Not to take anything away from this, it's great that such a tool is available, but Microsoft had this kind of technology 20 years ago, known as BBT - still used in some places, but overall systems moved to profile guided optimizations done by Visual C++ (an overall improvement over BBT). It is mostly focused on doing block/function placement optimizations to reduce paging and separate hot/cold code. Some info here: https://blogs.msdn.microsoft.com/reiley/2011/08/06/microsoft....
Seems odd to have "data center" pitched here, when, as far as I can tell, it is really suitable for any good old large applications. Or does "data center" have some further implications that I'm missing?
Having our laptops finish a workload in 15% less time is nice. Running Facebook on 15% fewer computers is the power consumption of a midsized country. For them, a 1% improvement is a great day.
15% is winning the lottery. Every week. ;-)
It's worth saying that when tons of deployed clients are 15% faster, that's at a scale of high aggregate energy and time savings, too. But yes, companies tend not to care about that as long as their users machines can handle the burden of something less optimized. Good enough is good enough. For them it it makes economic sense, but logically it doesn't; to treat client side optimizations as less valuable at similar scales.

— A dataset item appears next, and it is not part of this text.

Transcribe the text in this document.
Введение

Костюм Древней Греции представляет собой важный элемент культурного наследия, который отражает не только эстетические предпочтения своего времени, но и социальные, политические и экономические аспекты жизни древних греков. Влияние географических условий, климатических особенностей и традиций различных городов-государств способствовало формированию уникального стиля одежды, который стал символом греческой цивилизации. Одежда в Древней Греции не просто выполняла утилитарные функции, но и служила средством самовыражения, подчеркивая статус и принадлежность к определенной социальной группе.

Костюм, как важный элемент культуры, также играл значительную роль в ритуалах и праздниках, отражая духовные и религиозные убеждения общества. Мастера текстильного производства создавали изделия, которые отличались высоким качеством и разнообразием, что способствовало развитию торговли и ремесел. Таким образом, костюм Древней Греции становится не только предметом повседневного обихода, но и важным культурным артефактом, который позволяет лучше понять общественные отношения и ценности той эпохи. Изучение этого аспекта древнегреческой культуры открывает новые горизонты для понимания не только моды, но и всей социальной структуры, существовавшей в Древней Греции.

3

It's all about volumes of scale. If you save 15% on a process on a standalone server then that saving will likely go unnoticed. However if you have several thousand servers running the same application, you've now just saved yourself 150 servers. Scale that up again to Facebook / Google's / etc scale and the savings are enormous.
This is the same reason why Facebook invested into their own PHP compiler and Google created Go.

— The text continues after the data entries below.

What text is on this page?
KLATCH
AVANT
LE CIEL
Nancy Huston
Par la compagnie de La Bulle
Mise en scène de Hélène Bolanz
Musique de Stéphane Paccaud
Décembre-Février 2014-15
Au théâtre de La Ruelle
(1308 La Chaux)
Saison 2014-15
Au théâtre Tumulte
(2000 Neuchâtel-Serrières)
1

One of the inputs here is profile samples from numerous production hosts. It’s something that you might only get from a large deployment. Similar to Google’s GWP (the 2nd and 9th references in this paper).
The new optimizations are about code layout and it seems are based on real-world perf data being fed back into the compilation process. So it wouldn't necessarily be apparent to an initial compile what the hot code path is, but with that profiling information present you can arrange your binary in order to maximize hits on the code cache.
Note that "feedback optimization" using data from actual real-world perf data has been a standard part of compilers for decades. SPECcpu limits what you're allowed to do with it to avoid over-fitting.
GCC supports the hot and cold attributes so you can manually instruct the compiler how to arrange compilation sections. They basically set the PGO counts to +/- infinity for those functions.
While nowhere near as nice as real profile guided optimization (and likely to grow stale over time), these attributes are much easier to insert compared to fighting with whatever build toolchain you’re using.
If the program takes any time at all then the compiler was not optimal :-)
But really, people don’t appreciate that icache and iTLB misses are absolutely crucial to real-world performance. The cache is everything. Code layout makes a massive difference (regarding other comments I’ve made here lately, this is another reason to hate shared libraries).